Note: I posted this last July on another blog. But, it has been on my mind of late.

Most pastors are illusionists of some variety. It is one of our most necessary gifts. We are just as helpless as everyone else, and just as lacking in the answers. But, from time to time, people need an illusionist.

Today, I was summoned to our village’s nursing home. There, a member of our church had moved with an undeniable inertia toward the end of a long life. When I arrived I found a man surrounded by children, grandchildren and great grandchildren. They were all waiting, waiting for the end.

What was I doing here? Why was I summoned? I have no special powers. I have never healed anybody. I have no special knowledge. I have never been to the other side of life’s great pause, and I can give no navigational tips about the trip to come. There is no wand powerful enough that I could wield and make a real difference in the midst of a grieving, waiting family.

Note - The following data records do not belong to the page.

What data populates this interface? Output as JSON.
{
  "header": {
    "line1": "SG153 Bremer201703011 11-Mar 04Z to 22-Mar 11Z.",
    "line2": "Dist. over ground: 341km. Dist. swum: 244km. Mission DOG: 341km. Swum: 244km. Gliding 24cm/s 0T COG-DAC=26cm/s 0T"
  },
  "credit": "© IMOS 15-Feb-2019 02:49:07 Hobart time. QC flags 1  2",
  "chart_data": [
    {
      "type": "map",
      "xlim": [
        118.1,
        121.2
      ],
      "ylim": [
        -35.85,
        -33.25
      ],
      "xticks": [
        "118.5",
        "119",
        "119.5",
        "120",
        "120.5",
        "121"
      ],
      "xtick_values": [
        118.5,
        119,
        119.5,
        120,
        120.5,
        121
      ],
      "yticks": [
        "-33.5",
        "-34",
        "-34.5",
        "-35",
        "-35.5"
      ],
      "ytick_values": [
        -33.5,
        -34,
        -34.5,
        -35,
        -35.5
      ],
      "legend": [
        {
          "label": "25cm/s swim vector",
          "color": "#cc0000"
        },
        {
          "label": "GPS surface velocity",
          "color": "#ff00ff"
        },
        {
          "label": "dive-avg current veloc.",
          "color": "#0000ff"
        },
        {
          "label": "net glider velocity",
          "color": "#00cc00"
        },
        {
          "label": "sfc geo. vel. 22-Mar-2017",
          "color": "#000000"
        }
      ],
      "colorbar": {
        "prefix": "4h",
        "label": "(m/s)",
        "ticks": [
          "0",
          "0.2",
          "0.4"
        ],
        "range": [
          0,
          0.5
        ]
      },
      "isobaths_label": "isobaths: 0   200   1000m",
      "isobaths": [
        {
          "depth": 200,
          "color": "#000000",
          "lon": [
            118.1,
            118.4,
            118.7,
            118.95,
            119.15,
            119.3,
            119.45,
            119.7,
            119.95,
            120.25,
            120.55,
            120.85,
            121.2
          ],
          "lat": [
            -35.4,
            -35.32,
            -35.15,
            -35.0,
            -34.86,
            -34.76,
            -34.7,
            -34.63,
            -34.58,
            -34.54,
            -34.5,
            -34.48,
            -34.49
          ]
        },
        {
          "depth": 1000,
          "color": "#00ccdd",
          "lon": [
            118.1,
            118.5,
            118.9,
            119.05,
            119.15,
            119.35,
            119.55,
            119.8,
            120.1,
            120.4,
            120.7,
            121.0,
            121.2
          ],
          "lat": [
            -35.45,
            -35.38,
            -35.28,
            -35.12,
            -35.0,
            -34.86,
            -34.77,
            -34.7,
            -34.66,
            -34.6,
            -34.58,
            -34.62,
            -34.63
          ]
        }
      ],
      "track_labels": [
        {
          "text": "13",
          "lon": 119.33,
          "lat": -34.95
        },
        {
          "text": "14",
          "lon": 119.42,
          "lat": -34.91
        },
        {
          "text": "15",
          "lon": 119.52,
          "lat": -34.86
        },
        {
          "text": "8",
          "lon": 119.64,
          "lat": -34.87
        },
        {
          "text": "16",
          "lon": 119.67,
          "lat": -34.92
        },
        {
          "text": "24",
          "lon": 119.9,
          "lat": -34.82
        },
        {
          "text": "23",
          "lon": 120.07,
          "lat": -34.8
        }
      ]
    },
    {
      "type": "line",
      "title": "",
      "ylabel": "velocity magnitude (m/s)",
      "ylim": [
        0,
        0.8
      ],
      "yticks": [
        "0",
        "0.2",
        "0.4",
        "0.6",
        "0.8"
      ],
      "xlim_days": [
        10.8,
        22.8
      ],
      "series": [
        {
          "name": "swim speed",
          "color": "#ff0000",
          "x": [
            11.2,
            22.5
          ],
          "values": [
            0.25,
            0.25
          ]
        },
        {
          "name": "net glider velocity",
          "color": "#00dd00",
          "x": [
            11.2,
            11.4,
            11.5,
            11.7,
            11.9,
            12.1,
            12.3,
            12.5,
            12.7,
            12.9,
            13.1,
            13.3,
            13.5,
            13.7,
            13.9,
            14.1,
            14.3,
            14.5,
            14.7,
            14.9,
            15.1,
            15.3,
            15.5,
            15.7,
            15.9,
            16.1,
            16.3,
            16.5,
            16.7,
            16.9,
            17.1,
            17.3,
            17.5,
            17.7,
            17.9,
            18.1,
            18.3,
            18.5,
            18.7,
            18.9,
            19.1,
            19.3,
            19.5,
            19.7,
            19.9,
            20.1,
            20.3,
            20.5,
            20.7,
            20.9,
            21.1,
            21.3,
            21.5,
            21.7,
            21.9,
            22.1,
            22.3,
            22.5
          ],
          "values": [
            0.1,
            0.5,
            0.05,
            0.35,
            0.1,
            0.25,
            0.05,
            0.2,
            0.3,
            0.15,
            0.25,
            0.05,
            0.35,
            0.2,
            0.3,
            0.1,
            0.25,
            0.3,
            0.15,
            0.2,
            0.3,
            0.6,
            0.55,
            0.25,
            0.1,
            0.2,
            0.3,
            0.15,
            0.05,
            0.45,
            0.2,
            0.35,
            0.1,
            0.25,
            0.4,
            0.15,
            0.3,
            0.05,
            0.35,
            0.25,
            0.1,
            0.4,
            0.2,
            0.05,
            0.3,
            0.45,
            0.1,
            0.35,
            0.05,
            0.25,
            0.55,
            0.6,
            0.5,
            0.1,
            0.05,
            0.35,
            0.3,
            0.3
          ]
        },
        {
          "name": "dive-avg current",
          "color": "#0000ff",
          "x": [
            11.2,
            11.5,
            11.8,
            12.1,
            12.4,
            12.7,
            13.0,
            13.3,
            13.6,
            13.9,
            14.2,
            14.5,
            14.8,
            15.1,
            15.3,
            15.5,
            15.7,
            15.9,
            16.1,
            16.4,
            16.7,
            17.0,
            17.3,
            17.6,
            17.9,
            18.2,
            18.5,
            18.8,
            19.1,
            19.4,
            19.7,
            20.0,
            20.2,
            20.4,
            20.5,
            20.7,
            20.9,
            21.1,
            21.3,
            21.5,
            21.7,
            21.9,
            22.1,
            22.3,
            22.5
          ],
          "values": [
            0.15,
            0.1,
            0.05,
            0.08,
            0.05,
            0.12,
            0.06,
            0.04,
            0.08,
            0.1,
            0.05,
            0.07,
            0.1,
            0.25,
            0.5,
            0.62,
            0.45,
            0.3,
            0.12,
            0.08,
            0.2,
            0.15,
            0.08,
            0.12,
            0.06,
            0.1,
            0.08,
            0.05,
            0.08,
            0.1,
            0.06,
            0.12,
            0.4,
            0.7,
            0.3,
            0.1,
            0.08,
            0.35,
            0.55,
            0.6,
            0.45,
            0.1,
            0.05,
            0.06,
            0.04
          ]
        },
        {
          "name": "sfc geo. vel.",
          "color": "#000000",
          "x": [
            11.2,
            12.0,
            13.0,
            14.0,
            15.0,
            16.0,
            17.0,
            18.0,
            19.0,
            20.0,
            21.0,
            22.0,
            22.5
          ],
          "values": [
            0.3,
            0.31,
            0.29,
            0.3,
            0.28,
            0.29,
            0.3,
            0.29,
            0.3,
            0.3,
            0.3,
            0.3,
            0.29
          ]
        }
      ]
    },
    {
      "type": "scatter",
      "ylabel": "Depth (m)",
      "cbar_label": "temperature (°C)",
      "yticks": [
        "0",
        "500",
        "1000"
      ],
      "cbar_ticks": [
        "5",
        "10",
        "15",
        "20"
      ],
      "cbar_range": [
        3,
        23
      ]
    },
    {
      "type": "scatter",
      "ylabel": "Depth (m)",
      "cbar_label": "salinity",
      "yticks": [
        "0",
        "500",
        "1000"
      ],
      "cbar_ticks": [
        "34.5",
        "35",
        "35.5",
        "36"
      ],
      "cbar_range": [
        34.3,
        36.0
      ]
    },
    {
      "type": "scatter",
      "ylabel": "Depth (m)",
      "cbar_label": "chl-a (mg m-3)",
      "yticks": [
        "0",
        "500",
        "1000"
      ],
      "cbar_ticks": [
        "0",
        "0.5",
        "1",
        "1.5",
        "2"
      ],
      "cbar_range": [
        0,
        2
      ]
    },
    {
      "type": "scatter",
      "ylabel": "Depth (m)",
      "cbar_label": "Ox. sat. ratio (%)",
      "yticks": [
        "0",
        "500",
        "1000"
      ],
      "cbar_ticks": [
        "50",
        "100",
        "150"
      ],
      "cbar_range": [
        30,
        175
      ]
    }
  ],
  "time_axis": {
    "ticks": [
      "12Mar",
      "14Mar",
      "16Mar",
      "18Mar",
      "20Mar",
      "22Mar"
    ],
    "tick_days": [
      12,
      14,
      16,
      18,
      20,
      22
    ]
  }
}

Never fear, however, for I am an illusionist. I held hands with a soon to be widow. I listened to a daughter who was losing a father. I touched a dying man and spoke of the honor of a life lived well. Then, I asked the family to gather around and pray. We clasped our hands in a circle and I intoned the most irrelevant prayer possible. I was careful not to mention death, but instead I spoke of peace and hope and comfort. Then, I prayed as Christ taught us to pray and recited the Lord’s Prayer. Everybody joined, including the dying man.

Now, the Lord’s Prayer has little to nothing to do with death. However, it was something we all knew. It was something ancient and spiritual we could all speak reverently together. When we finished, we wiped our tears and hugged and descended from the high plane that the prayer had taken us to.

I am no wizard. I can only touch and pray, and offer some pittance of help. Before, realities so intense and so vast, I am just like everybody else. But, I can help you feel the warmth of God’s grace, the peace of his promises, and the assurance of his hope. How? By holding a hand and reciting an ancient prayer.

The prayer did not heal anyone, nor did it push death farther away. But, it also did everything. It helped us feel like there is something more happening around us than just these beating hearts and noisy nursing homes. The prayer can help us say goodbye, and embrace the ground and ashes, unto which we return… if only for a little while.